Thanks, this is great information!
I really hope someone out there will recognize the #2414, that would be so cool..


----------



## Dutch9C1 (Jun 9, 2008)

mpc111 said:


> Don't forget they have Aruba, too.


That's true... but believe me, all Dutch hate Joran van der Sloot because of what we believe he has done.
But i am sure the proof will be delivered, and then we will punish him bad.


----------



## lawdog671 (Sep 20, 2005)

KJ.....2414 was a B troop sled wasn't it???
And in his defense...the Chevy was a great sled....my first cruiser was a 95' Caprice and creature comfort wise....AWESOME...you could run down anything from the BDL..great engines in them....they were wide and heavy with decent suspension that sucked up all the bridge joists and potholes better than the CV's...there was an assload of room up front....comfortable seats...to say I loved it wouldnt accurately describe it....lol.......only real downside I thought were the weak transmissions


----------



## Killjoy (Jun 23, 2003)

> KJ.....2414 was a B troop sled wasn't it???


Maybe..doesn't ring a bell.

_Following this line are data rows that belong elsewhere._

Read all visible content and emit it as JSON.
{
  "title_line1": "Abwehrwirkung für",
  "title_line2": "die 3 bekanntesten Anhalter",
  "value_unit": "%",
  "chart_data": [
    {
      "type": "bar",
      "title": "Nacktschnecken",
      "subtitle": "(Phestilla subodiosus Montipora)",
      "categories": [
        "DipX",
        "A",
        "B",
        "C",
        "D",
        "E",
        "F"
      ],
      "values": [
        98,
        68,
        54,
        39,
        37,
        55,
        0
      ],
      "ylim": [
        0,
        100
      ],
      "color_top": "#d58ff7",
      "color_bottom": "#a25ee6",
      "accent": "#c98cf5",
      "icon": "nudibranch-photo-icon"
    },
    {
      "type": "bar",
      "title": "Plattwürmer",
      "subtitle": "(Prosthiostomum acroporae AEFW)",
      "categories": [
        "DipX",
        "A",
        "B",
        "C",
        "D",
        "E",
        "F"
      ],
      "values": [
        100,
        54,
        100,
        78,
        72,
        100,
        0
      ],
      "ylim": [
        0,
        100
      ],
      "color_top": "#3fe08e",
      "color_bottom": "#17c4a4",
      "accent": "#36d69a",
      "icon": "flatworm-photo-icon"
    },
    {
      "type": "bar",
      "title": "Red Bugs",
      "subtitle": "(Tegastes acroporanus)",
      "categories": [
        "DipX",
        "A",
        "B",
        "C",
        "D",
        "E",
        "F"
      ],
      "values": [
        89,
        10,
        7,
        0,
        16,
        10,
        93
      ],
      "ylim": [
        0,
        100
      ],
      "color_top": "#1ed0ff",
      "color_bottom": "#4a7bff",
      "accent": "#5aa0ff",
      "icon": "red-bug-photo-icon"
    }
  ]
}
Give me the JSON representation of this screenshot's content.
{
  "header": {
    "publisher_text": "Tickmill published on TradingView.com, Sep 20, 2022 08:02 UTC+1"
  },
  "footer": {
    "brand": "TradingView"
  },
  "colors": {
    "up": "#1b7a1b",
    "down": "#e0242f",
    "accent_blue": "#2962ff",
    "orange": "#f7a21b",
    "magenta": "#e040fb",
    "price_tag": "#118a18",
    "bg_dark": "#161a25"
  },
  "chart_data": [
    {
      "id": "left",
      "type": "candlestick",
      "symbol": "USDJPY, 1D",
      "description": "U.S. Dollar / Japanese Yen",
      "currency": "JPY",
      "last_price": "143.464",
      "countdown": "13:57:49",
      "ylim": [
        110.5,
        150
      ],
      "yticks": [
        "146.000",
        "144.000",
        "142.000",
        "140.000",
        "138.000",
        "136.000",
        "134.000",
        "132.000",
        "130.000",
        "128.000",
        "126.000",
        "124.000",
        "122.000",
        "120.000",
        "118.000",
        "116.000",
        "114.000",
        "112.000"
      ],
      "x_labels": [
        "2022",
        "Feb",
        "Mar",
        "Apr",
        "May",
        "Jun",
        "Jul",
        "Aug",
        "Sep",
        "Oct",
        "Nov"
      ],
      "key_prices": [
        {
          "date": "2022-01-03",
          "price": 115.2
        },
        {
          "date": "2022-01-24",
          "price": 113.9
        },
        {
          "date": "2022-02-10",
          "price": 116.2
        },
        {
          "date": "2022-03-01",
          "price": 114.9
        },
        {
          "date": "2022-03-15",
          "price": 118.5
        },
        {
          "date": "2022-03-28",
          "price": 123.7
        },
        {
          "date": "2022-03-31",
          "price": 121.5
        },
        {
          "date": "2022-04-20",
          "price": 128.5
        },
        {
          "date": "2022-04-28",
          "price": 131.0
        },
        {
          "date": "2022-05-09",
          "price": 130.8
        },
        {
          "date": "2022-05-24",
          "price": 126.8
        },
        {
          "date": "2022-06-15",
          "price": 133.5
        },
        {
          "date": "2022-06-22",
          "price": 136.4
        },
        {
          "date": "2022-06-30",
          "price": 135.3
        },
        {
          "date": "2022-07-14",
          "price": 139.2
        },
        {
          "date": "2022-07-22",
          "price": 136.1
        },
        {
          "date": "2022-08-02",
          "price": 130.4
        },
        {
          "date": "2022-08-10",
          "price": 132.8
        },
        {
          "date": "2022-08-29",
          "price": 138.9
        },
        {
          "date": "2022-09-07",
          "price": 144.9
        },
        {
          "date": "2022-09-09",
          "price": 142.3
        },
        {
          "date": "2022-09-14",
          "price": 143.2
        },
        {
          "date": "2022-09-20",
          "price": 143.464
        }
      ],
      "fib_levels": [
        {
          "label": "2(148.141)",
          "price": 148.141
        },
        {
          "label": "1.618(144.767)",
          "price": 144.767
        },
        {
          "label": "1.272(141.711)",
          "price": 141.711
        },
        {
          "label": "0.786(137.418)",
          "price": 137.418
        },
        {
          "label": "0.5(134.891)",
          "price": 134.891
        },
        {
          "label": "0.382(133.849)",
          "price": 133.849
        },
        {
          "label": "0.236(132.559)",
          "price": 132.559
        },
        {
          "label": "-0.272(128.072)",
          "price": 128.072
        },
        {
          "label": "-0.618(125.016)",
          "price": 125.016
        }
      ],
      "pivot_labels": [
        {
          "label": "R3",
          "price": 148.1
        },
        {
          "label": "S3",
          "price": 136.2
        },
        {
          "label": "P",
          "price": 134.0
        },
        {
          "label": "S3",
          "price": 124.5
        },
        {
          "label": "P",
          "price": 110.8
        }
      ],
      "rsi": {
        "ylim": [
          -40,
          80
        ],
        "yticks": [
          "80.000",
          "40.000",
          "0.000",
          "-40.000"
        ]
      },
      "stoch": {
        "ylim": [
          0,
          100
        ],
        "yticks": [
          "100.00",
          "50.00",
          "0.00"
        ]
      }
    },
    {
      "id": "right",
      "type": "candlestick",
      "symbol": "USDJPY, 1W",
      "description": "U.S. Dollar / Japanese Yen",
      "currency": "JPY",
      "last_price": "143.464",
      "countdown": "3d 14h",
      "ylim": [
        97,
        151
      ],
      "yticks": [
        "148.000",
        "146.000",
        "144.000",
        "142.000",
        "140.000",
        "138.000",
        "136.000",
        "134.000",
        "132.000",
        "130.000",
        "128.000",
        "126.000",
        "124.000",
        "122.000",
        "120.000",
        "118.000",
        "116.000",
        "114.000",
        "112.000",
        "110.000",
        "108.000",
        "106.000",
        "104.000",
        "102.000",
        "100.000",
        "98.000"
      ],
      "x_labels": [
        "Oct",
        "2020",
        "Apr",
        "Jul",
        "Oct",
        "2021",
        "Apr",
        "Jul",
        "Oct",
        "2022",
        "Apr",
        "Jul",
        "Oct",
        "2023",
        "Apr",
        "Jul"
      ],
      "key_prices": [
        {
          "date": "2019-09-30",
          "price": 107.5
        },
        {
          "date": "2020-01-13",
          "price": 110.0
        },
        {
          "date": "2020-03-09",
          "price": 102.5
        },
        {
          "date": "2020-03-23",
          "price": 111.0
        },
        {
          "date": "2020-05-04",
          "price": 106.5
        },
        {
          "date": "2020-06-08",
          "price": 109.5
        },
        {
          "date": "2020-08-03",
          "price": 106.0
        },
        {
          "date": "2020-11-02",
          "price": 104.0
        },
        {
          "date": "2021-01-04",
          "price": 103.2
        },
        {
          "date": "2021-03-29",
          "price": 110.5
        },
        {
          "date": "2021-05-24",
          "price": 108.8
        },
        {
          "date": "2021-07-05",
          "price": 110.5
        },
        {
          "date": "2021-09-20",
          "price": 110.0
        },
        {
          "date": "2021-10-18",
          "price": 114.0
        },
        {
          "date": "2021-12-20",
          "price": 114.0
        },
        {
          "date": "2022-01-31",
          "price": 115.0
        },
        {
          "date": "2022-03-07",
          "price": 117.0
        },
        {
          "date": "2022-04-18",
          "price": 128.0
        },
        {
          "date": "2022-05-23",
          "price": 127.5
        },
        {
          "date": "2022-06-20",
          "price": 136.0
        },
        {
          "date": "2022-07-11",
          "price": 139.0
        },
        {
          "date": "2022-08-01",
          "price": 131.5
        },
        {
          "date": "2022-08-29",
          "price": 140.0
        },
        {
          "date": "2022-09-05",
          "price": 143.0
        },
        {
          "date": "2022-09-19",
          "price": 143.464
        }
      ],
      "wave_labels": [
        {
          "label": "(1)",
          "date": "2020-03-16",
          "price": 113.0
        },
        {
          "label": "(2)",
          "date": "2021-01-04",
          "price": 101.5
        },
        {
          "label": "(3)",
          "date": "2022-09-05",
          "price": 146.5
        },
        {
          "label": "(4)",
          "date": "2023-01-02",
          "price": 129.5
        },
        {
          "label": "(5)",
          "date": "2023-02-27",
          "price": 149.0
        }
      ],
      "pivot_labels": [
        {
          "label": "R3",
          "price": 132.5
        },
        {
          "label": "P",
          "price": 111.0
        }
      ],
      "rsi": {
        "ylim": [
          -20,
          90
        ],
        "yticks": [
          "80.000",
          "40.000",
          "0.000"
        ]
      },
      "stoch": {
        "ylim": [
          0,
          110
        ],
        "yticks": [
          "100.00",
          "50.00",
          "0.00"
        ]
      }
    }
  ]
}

A good way to check is to see if they mounted a big B-Troop low-band whip antenna. Check the rear left side panel near or above the rear wheel to see if there is mounting holes for an antenna...if there is, that's a sure sign of B-Troop ride.


----------



## Goose (Dec 1, 2004)

I thought all the old Caprices had them that way...I at least remember seeing a lot of them like that back in the day in A troop.


----------



## j809 (Jul 5, 2002)

Killjoy said:


> Maybe..doesn't ring a bell. A good way to check is to see if they mounted a big B-Troop low-band whip antenna. Check the rear left side panel near or above the rear wheel to see if there is mounting holes for an antenna...if there is, that's a sure sign of B-Troop ride.


All 95 Caprices had the loband antenna. I remember a few friends from D Troop and H Troop all had the big ass whips on them.


----------



## mpd61 (Aug 7, 2002)

j809 said:


> *ass whips*.


Yimmy!

I ALWAYS knew you were into S&M bro!


----------



## Dutch9C1 (Jun 9, 2008)

Yeah my 9C1 also had the big low-band whip antenna.
I e-mailed the headquarters in Northampton.
Maybe they remember the car


----------



## Nuke_TRT (Feb 10, 2008)

Have you tried contacting Liberty Chevy? I believe all of the MSP Caprices were equiped at a satalite location they have in Wakefield, they may have records of the car # and where it went. 

libertychevy.com


----------



## Dutch9C1 (Jun 9, 2008)

I will contact them immediatly 

Thanks


----------



## Dutch9C1 (Jun 9, 2008)

Nobody responded yet, too bad


----------